Da ich zu dieser Zeit mit entsprechenden Kunden nicht gerade gesegnet war, nahm ich an. Die künstlerischen Arbeiten, die ich privat nebenher machte, hatten zwar bereits gute Kritiken eingeheimst, der erhoffte Geldsegen war aber ausgeblieben.
Wie ich wenig später feststellen sollte, hatte ich meinen Entschluss nicht zu bereuen, Schuster & Wolfton waren dafür jedoch nicht verantwortlich. Aber der Reihe nach …
Ich rief Molly an und ließ mir von ihr etwa zwanzig Modelle in mein Atelier schicken. Molly führt eine kleine aber feine Modell-Agentur. Sie kennt mich schon seit meiner ersten Ausstellung ›Private Faces‹ vor über zehn Jahren, und ohne ihre teilweise oft kostenlose Vermittlung wäre meine Karriere sicher weniger glatt verlaufen. Mittlerweile sind wir ein eingespieltes Team; Molly kennt meinen Stil sowie meine Vorlieben bezüglich der Modelle. Ich brauche ihr oft nur das Thema einer Serie zu nennen, schon bekomme ich die gewünschten Körper und Gesichter. So war es auch diesmal. Bereits mit Nummer 10 war meine Mode Crew – bestehend aus sechs Mädchen – komplett.

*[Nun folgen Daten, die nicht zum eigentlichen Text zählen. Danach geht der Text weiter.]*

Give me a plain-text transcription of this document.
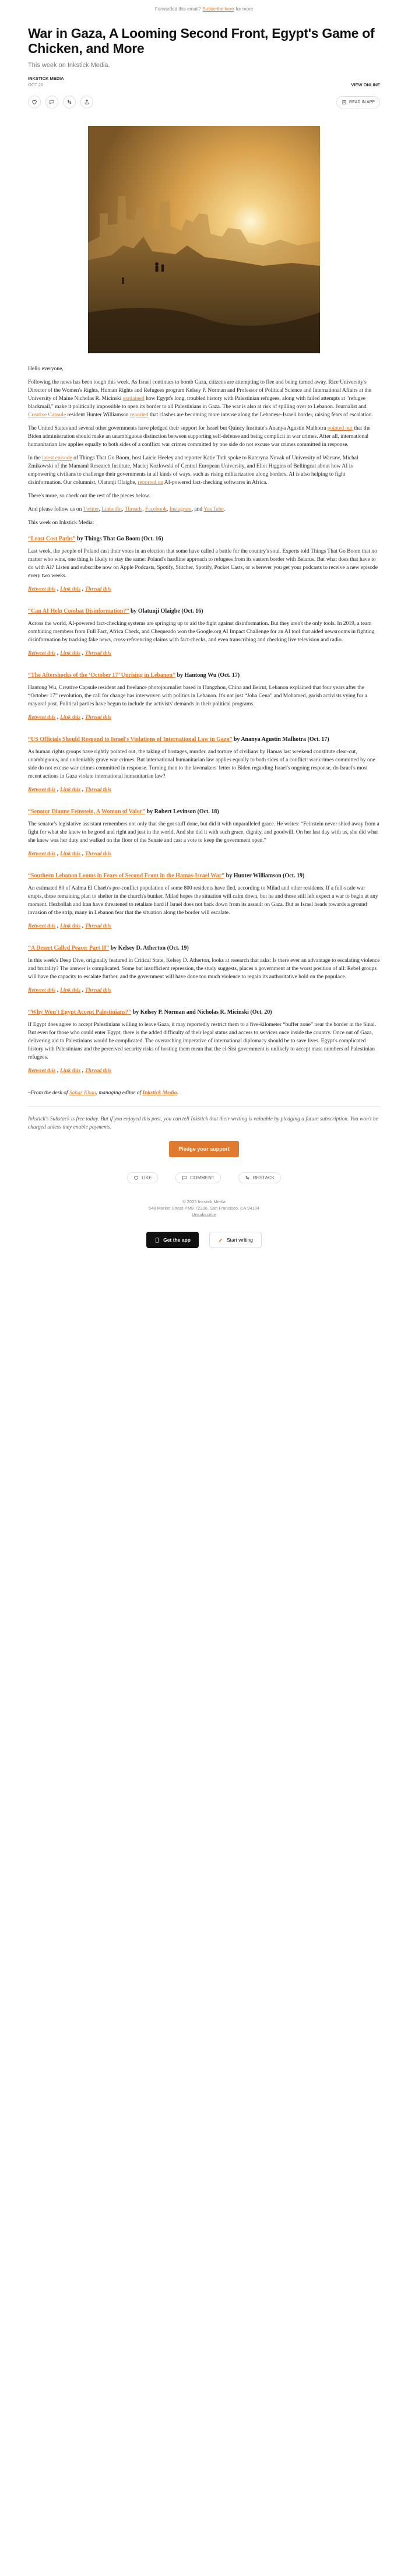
Forwarded this email? Subscribe here for more
War in Gaza, A Looming Second Front, Egypt's Game of Chicken, and More
This week on Inkstick Media.
INKSTICK MEDIA
OCT 20	VIEW ONLINE
READ IN APP

Hello everyone,

Following the news has been tough this week. As Israel continues to bomb Gaza, citizens are attempting to flee and being turned away. Rice University's Director of the Women's Rights, Human Rights and Refugees program Kelsey P. Norman and Professor of Political Science and International Affairs at the University of Maine Nicholas R. Micinski explained how Egypt's long, troubled history with Palestinian refugees, along with failed attempts at "refugee blackmail," make it politically impossible to open its border to all Palestinians in Gaza. The war is also at risk of spilling over to Lebanon. Journalist and Creative Capsule resident Hunter Williamson reported that clashes are becoming more intense along the Lebanese-Israeli border, raising fears of escalation.

The United States and several other governments have pledged their support for Israel but Quincy Institute's Ananya Agustin Malhotra pointed out that the Biden administration should make an unambiguous distinction between supporting self-defense and being complicit in war crimes. After all, international humanitarian law applies equally to both sides of a conflict: war crimes committed by one side do not excuse war crimes committed in response.

In the latest episode of Things That Go Boom, host Laicie Heeley and reporter Katie Toth spoke to Kateryna Novak of University of Warsaw, Michal Zmikowski of the Mamaml Research Institute, Maciej Kozlowski of Central European University, and Eliot Higgins of Bellingcat about how AI is empowering civilians to challenge their governments in all kinds of ways, such as rising militarization along borders. AI is also helping to fight disinformation. Our columnist, Olatunji Olaigbe, reported on AI-powered fact-checking softwares in Africa.

There's more, so check out the rest of the pieces below.

And please follow us on Twitter, LinkedIn, Threads, Facebook, Instagram, and YouTube.

This week on Inkstick Media:

“Least Cost Paths” by Things That Go Boom (Oct. 16)

Last week, the people of Poland cast their votes in an election that some have called a battle for the country's soul. Experts told Things That Go Boom that no matter who wins, one thing is likely to stay the same: Poland's hardline approach to refugees from its eastern border with Belarus. But what does that have to do with AI? Listen and subscribe now on Apple Podcasts, Spotify, Stitcher, Spotify, Pocket Casts, or wherever you get your podcasts to receive a new episode every two weeks.

Retweet this , Link this , Thread this
“Can AI Help Combat Disinformation?” by Olatunji Olaigbe (Oct. 16)

Across the world, AI-powered fact-checking systems are springing up to aid the fight against disinformation. But they aren't the only tools. In 2019, a team combining members from Full Fact, Africa Check, and Chequeado won the Google.org AI Impact Challenge for an AI tool that aided newsrooms in fighting disinformation by tracking fake news, cross-referencing claims with fact-checks, and even transcribing and checking live television and radio.

Retweet this , Link this , Thread this
“The Aftershocks of the ‘October 17’ Uprising in Lebanon” by Hantong Wu (Oct. 17)

Hantong Wu, Creative Capsule resident and freelance photojournalist based in Hangzhou, China and Beirut, Lebanon explained that four years after the “October 17” revolution, the call for change has interwoven with politics in Lebanon. It's not just “Joha Cena” and Mohamed, garish activists vying for a mayoral post. Political parties have begun to include the activists' demands in their political programs.

Retweet this , Link this , Thread this
“US Officials Should Respond to Israel's Violations of International Law in Gaza” by Ananya Agustin Malhotra (Oct. 17)

As human rights groups have rightly pointed out, the taking of hostages, murder, and torture of civilians by Hamas last weekend constitute clear-cut, unambiguous, and undeniably grave war crimes. But international humanitarian law applies equally to both sides of a conflict: war crimes committed by one side do not excuse war crimes committed in response. Turning then to the lawmakers' letter to Biden regarding Israel's ongoing response, do Israel's most recent actions in Gaza violate international humanitarian law?

Retweet this , Link this , Thread this
“Senator Dianne Feinstein, A Woman of Valor” by Robert Levinson (Oct. 18)

The senator's legislative assistant remembers not only that she got stuff done, but did it with unparalleled grace. He writes: “Feinstein never shied away from a fight for what she knew to be good and right and just in the world. And she did it with such grace, dignity, and goodwill. On her last day with us, she did what she knew was her duty and walked on the floor of the Senate and cast a vote to keep the government open.”

Retweet this , Link this , Thread this
“Southern Lebanon Looms in Fears of Second Front in the Hamas-Israel War” by Hunter Williamson (Oct. 19)

An estimated 80 of Aalma El Chaeb's pre-conflict population of some 800 residents have fled, according to Milad and other residents. If a full-scale war erupts, those remaining plan to shelter in the church's bunker. Milad hopes the situation will calm down, but he and those still left expect a war to begin at any moment. Hezbollah and Iran have threatened to retaliate hard if Israel does not back down from its assault on Gaza. But as Israel heads towards a ground invasion of the strip, many in Lebanon fear that the situation along the border will escalate.

Retweet this , Link this , Thread this
“A Desert Called Peace: Part II” by Kelsey D. Atherton (Oct. 19)

In this week's Deep Dive, originally featured in Critical State, Kelsey D. Atherton, looks at research that asks: Is there ever an advantage to escalating violence and brutality? The answer is complicated. Some but insufficient repression, the study suggests, places a government at the worst position of all: Rebel groups will have the capacity to escalate further, and the government will have done too much violence to regain its authoritative hold on the populace.

Retweet this , Link this , Thread this
“Why Won't Egypt Accept Palestinians?” by Kelsey P. Norman and Nicholas R. Micinski (Oct. 20)

If Egypt does agree to accept Palestinians willing to leave Gaza, it may reportedly restrict them to a five-kilometer “buffer zone” near the border in the Sinai. But even for those who could enter Egypt, there is the added difficulty of their legal status and access to services once inside the country. Once out of Gaza, delivering aid to Palestinians would be complicated. The overarching imperative of international diplomacy should be to save lives. Egypt's complicated history with Palestinians and the perceived security risks of hosting them mean that the el-Sisi government is unlikely to accept mass numbers of Palestinian refugees.

Retweet this , Link this , Thread this

–From the desk of Sahar Khan, managing editor of Inkstick Media.

Inkstick's Substack is free today. But if you enjoyed this post, you can tell Inkstick that their writing is valuable by pledging a future subscription. You won't be charged unless they enable payments.

Pledge your support
LIKE	COMMENT	RESTACK
© 2023 Inkstick Media
548 Market Street PMB 72296, San Francisco, CA 94104
Unsubscribe
Get the app	Start writing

Die Kollektion, die es zu präsentieren galt, setzte sich ausnahmslos aus teuren Pelzen und Pelz-Accessoires zusammen. Keine Tierart, deren Haut selten und gefragt war, schien zu fehlen. Gefleckter Ozelot wechselte sich mit sibirischem Silberfuchs ab; Wolf, Jaguar, Tiger und Leopard waren ebenso vertreten wie Zebra, Otter oder Bisam. Zwei modern geschnittene Zobelmäntel bildeten den krönenden Abschluss.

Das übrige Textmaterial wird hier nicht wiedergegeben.